I've probably also read this Anthony de Mello excerpt just as many times.

The Slave Girl

A Moslem King fell passionately in love with a slave girl and had her transferred from the slave quarters to the palace. He planned to marry her and make her his favourite wife but, mysteriously, the girl fell seriously ill on the very day she entered the palace.

She grew steadily worse. Every known remedy was given her, to no avail; She hovered between life and death.

In despair the King made on offer of half his kingdom to anyone who would cure her. But who would attempt to cure an illness that had baffled the best physicians of the realm?

Finally a hakim appeared who asked to be allowed to see the girl alone. After he had spoken with her for an hour he appeared before the throne of the King who anxiously awaited his verdict.

"Your Majesty," said the hakim. "I do indeed have an infallible cure for the girl. And so sure am I of its effectiveness that were it not to work, I should willingly offer myself to be beheaded. The medicine I propose, however, will prove to be an extremely painful one—not for the girl, but for you."

"Mention the medicine," shouted the King. "And it shall be given her, no matter the cost."

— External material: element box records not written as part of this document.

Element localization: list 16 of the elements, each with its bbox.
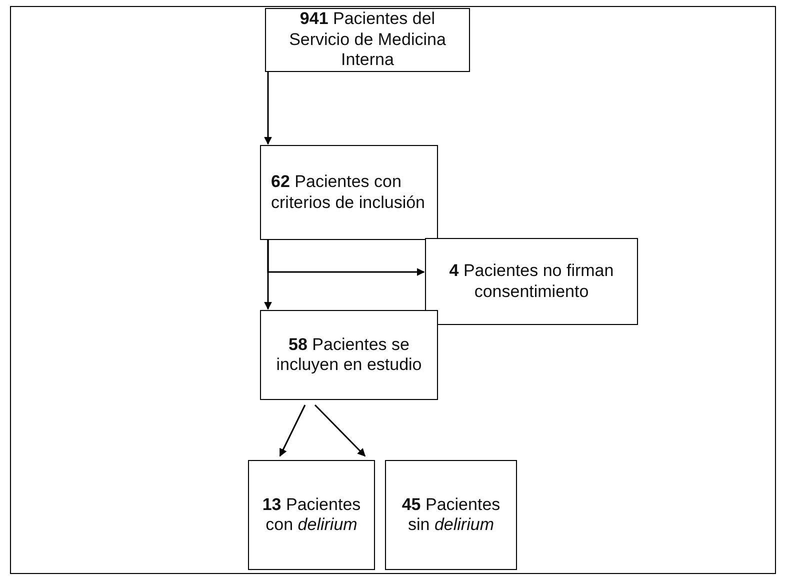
box-text: 58 Pacientes se incluyen en estudio xyxy=(275,334,423,376)
process-box xyxy=(260,310,438,400)
arrow xyxy=(264,240,272,310)
process-box xyxy=(385,460,517,570)
process-box xyxy=(425,238,638,325)
process-box xyxy=(265,8,470,72)
arrow xyxy=(264,72,272,145)
box-text: 62 Pacientes con criterios de inclusión xyxy=(271,172,426,213)
box-text: 45 Pacientes sin delirium xyxy=(400,494,502,536)
box-text: 13 Pacientes con delirium xyxy=(261,494,362,536)
box-text: 4 Pacientes no firman consentimiento xyxy=(448,261,615,302)
arrow xyxy=(279,404,306,457)
box-text: 941 Pacientes del Servicio de Medicina Interna xyxy=(288,9,447,71)
arrow xyxy=(314,404,366,457)
process-box xyxy=(260,145,438,240)
process-box xyxy=(248,460,375,570)
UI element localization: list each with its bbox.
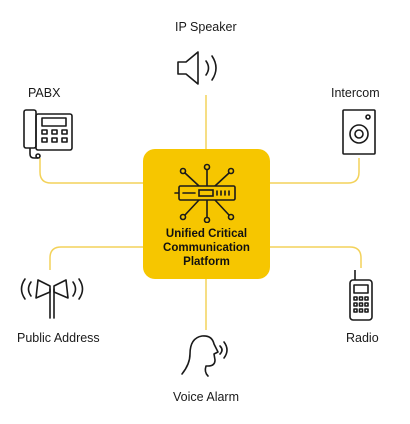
platform-title: Unified Critical Communication Platform: [143, 227, 270, 269]
phone-icon: [23, 109, 73, 159]
central-platform-box: Unified Critical Communication Platform: [143, 149, 270, 279]
public-address-label: Public Address: [17, 331, 100, 345]
radio-icon: [349, 270, 373, 321]
platform-title-line-3: Platform: [183, 256, 230, 268]
server-hub-icon: [174, 163, 236, 223]
horn-speakers-icon: [20, 278, 84, 319]
voice-alarm-label: Voice Alarm: [173, 390, 240, 404]
radio-label: Radio: [346, 331, 379, 345]
ip-speaker-label: IP Speaker: [175, 20, 237, 34]
intercom-icon: [342, 109, 376, 155]
pabx-label: PABX: [28, 86, 61, 100]
speaker-icon: [177, 51, 217, 85]
platform-title-line-1: Unified Critical: [165, 228, 248, 240]
platform-title-line-2: Communication: [163, 242, 250, 254]
voice-icon: [181, 335, 228, 377]
intercom-label: Intercom: [331, 86, 380, 100]
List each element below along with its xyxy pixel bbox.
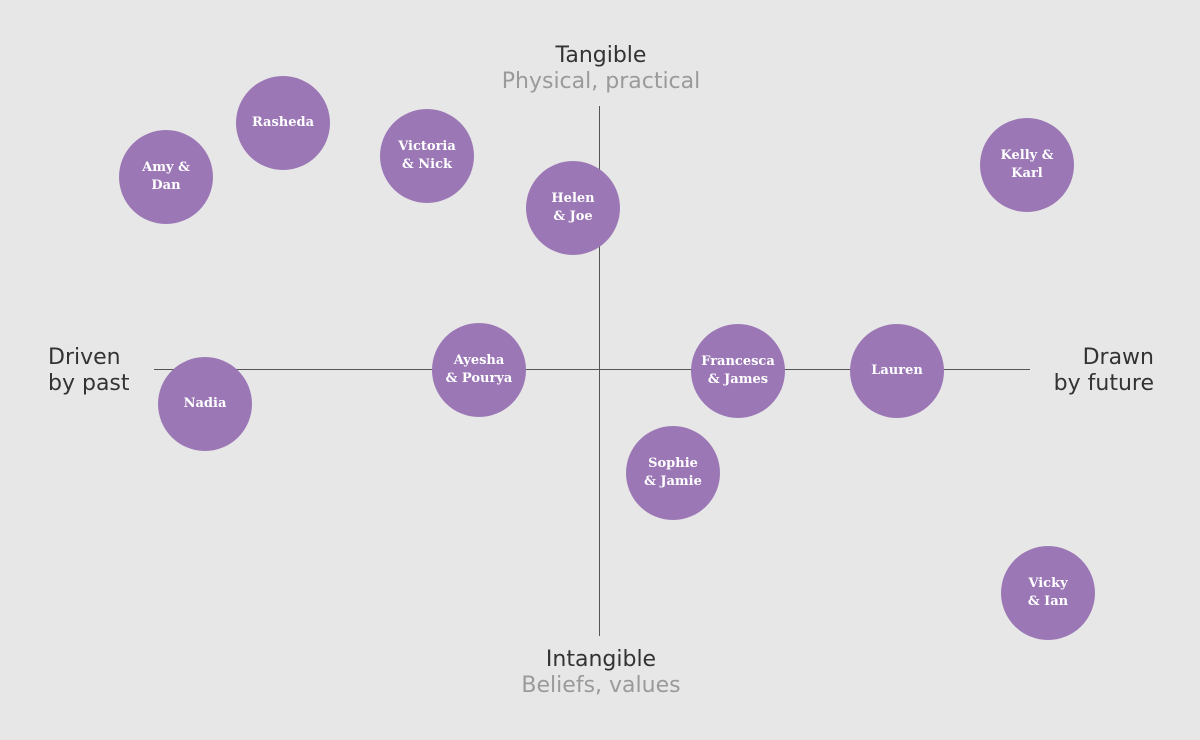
horizontal-axis-line xyxy=(154,369,1030,370)
bubble-nadia: Nadia xyxy=(158,357,252,451)
bubble-ayesha-pourya: Ayesha & Pourya xyxy=(432,323,526,417)
bubble-helen-joe: Helen & Joe xyxy=(526,161,620,255)
bubble-label: Vicky & Ian xyxy=(1027,576,1069,609)
bubble-victoria-nick: Victoria & Nick xyxy=(380,109,474,203)
bubble-label: Nadia xyxy=(183,396,227,411)
bubble-label: Victoria & Nick xyxy=(398,139,456,172)
top-pole-title: Tangible xyxy=(555,43,647,68)
top-pole-subtitle: Physical, practical xyxy=(501,69,701,94)
bubble-label: Kelly & Karl xyxy=(1000,148,1054,181)
bubble-amy-dan: Amy & Dan xyxy=(119,130,213,224)
bubble-label: Ayesha & Pourya xyxy=(445,353,513,386)
bubble-vicky-ian: Vicky & Ian xyxy=(1001,546,1095,640)
left-pole-title: Driven by past xyxy=(48,345,130,396)
bubble-label: Lauren xyxy=(871,363,923,378)
bottom-pole-title: Intangible xyxy=(545,647,657,672)
bubble-label: Rasheda xyxy=(251,115,315,130)
bubble-kelly-karl: Kelly & Karl xyxy=(980,118,1074,212)
bubble-label: Helen & Joe xyxy=(551,191,595,224)
bubble-lauren: Lauren xyxy=(850,324,944,418)
bubble-label: Amy & Dan xyxy=(142,160,190,193)
bubble-label: Sophie & Jamie xyxy=(644,456,702,489)
bubble-label: Francesca & James xyxy=(701,354,775,387)
bubble-francesca-james: Francesca & James xyxy=(691,324,785,418)
vertical-axis-line xyxy=(599,106,600,636)
right-pole-title: Drawn by future xyxy=(1053,345,1154,396)
bubble-sophie-jamie: Sophie & Jamie xyxy=(626,426,720,520)
bubble-rasheda: Rasheda xyxy=(236,76,330,170)
bottom-pole-subtitle: Beliefs, values xyxy=(521,673,681,698)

The hakim looked at the King with compassion and said, "The girl is in love with one of your servants. Give her permission to marry him and she will be instantly cured."

Poor King! He wanted the girl too much to let her go. He loved her too much to let her die.

Ahhh.... should remind us of our love affair with our egos? Our egos are in love with our servants: our eye perceptions, our ear perceptions, our nose, tongue, body, and mind perceptions. Our egos are in love with all that serves our daily dualistic lives. We love them too much to let them go; we love them too much to let them die. So we waffle. We learn, we practice, we search, we beseech, we do anything except the only thing that can save us: letting it go. Giving ourselves freedom. Giving it the freedom to breath new life into us.